Dans les réacteurs, la chaleur générée est transférée à de l'eau sous pression, qui produit de la vapeur pour actionner une turbine reliée à un alternateur, générant ainsi de l'électricité.

- La première grosse différence réside dans la puissance d'un réacteur : un EPR produirait 1650 MW, contre 800 MW pour un REP.
- Le rendement thermique annoncé est de 37 %, contre 33 % pour les réacteurs de la génération précédente. Ce gain s'explique par une augmentation de la pression du circuit secondaire (78 bars au lieu de 65 bars environ) et donc de sa température.
- Par kWh produit, l'EPR consomme de 7 à 15 % d'uranium en moins que les réacteurs de deuxième génération.
- L'EPR devrait être capable d'utiliser 100 % de combustible MOX, un combustible qui permet de réutiliser le plutonium contenu dans les déchets nucléaires et qui a déjà fait l'objet d'un autre podcast sur notre chaîne.
- Enfin, la durée de vie des EPR serait d'environ 60 ans, contre 40 ans auparavant.
Ce projet reflète autant les ambitions que les contradictions de notre politique énergétique : une technologie prometteuse, mais marquée par des retards, des surcoûts et des interrogations.

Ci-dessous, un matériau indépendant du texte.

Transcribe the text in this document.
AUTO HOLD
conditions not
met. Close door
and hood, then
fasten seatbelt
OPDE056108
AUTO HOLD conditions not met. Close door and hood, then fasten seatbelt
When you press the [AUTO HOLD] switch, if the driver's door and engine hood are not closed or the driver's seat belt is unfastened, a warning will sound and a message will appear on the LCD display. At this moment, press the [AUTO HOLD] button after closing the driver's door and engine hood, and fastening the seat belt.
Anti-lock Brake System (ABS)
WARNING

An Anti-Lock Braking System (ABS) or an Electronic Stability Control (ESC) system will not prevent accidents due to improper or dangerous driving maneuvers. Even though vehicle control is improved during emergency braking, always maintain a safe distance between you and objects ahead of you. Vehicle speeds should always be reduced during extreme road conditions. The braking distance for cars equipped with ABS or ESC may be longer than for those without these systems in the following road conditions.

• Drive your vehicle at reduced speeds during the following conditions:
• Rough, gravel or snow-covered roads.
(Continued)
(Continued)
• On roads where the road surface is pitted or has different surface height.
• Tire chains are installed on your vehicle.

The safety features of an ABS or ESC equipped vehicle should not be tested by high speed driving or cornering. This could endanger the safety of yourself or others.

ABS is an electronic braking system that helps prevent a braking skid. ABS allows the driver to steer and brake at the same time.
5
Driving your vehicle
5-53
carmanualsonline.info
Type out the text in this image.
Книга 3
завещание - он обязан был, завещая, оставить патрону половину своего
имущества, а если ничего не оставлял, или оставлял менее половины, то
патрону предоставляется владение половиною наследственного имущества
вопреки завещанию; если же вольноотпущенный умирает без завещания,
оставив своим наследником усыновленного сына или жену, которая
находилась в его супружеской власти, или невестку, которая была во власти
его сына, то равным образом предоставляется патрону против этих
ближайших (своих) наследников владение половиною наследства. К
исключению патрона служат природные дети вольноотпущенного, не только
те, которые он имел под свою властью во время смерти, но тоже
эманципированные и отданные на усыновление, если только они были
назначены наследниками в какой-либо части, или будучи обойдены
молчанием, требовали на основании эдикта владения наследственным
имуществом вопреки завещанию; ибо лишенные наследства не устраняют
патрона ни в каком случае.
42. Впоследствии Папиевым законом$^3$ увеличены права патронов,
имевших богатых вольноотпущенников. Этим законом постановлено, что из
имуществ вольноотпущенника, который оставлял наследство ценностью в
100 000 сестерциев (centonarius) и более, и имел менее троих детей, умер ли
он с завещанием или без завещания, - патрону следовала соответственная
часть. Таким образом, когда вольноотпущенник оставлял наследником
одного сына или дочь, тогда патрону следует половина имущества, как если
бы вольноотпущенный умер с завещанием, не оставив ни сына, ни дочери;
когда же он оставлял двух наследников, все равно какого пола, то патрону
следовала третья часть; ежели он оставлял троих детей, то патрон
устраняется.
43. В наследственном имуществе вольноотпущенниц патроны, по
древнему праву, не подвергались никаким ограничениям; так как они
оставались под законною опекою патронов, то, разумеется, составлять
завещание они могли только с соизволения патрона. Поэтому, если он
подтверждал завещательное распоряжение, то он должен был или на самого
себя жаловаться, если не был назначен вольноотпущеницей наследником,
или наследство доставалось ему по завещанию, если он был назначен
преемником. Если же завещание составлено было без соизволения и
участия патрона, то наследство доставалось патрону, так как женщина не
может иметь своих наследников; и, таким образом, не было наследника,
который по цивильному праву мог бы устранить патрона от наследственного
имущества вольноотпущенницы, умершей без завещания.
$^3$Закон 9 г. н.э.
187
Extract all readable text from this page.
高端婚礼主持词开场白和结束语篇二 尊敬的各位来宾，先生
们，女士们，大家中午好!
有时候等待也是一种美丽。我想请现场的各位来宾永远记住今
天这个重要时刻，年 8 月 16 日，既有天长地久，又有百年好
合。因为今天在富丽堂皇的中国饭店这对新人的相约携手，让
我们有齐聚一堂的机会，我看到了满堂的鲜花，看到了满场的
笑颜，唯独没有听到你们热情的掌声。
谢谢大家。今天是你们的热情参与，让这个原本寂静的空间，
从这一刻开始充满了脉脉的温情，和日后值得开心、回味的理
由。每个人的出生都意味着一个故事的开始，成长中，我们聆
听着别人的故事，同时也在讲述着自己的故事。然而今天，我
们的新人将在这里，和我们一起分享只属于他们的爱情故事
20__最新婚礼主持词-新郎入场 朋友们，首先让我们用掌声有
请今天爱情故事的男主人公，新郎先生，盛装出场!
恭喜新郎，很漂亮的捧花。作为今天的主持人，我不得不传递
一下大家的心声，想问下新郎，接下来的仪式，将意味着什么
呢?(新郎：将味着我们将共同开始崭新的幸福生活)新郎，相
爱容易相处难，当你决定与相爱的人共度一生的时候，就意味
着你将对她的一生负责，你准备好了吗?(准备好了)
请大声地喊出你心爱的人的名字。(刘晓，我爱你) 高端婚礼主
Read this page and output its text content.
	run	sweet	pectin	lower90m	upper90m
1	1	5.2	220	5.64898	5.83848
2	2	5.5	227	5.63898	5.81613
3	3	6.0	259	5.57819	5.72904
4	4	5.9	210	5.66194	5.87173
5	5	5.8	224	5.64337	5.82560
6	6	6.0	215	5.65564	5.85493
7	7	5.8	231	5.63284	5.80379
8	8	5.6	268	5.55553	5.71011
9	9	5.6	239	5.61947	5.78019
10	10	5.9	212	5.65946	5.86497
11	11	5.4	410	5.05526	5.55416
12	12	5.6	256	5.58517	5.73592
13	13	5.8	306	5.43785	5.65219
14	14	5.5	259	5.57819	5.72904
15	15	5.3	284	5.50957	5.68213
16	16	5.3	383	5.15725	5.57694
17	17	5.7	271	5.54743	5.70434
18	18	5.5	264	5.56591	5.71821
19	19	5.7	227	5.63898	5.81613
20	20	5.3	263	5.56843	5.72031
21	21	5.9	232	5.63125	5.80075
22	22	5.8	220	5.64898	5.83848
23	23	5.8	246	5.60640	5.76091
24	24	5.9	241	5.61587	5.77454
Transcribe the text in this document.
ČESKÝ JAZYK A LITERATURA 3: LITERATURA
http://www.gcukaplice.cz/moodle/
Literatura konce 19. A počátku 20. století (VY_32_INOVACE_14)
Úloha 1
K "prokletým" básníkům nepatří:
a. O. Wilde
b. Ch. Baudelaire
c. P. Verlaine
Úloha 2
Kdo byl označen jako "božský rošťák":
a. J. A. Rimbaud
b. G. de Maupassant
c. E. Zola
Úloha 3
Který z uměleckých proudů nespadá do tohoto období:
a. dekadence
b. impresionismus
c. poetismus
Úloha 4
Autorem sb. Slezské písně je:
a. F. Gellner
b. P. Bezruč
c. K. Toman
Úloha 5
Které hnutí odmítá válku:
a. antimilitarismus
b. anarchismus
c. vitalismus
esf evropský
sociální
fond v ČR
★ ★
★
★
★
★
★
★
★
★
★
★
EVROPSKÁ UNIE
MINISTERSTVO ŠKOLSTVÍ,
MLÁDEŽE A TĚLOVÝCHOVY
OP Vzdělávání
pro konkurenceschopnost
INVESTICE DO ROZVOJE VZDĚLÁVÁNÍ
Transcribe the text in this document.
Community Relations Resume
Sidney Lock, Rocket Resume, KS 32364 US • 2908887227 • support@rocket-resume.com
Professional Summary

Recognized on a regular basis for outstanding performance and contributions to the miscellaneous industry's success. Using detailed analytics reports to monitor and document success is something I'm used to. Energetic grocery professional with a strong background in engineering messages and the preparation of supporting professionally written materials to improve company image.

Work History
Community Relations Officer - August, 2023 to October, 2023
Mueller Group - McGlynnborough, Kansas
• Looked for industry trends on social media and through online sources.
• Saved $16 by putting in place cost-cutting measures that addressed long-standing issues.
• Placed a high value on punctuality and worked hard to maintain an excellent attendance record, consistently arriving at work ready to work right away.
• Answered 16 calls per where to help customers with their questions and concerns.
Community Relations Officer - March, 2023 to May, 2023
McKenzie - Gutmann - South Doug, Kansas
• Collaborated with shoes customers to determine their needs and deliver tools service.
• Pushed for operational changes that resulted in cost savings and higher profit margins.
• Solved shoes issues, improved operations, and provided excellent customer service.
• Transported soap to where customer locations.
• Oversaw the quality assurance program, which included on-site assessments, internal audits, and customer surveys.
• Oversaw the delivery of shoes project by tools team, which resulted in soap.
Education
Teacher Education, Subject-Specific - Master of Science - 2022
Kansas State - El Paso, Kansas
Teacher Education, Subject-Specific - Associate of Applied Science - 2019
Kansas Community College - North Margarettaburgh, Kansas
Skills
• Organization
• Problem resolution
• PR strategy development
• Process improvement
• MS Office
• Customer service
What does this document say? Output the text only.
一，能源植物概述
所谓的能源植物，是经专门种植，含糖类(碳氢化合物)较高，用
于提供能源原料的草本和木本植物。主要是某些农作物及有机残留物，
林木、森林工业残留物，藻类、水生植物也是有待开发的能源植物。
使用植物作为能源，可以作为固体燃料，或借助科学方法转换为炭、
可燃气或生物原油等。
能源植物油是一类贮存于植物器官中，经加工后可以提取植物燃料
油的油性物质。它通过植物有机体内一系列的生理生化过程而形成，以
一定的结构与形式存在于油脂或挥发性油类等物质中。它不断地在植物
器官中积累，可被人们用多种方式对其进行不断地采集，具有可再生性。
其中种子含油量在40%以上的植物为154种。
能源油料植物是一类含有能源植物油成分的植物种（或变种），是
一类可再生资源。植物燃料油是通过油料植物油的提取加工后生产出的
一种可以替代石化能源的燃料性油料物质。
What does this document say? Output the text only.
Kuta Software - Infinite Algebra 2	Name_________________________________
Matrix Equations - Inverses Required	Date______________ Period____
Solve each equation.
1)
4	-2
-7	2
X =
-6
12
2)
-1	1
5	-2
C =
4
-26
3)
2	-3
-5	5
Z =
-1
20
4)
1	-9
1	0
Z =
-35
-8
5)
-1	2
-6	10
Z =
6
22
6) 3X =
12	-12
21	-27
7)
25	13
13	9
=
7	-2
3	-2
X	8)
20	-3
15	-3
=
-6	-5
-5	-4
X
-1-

Il soulève des questions essentielles sur l'avenir de l'énergie en France, opposant les "groupies" de Jancovici, qui voient dans l'EPR une solution pérenne aux défis climatiques, à ceux qui misent sur les énergies renouvelables, malgré leurs obstacles comme l'intermittence.
Nous espérons que cet article vous a permis de mieux comprendre les enjeux du nucléaire et de nourrir votre réflexion sur cette technologie. Dans cet article, nous n'avons pas abordé les risques du nucléaire ni la gestion des déchets, mais cela ne veut pas dire que ces sujets sont négligeables.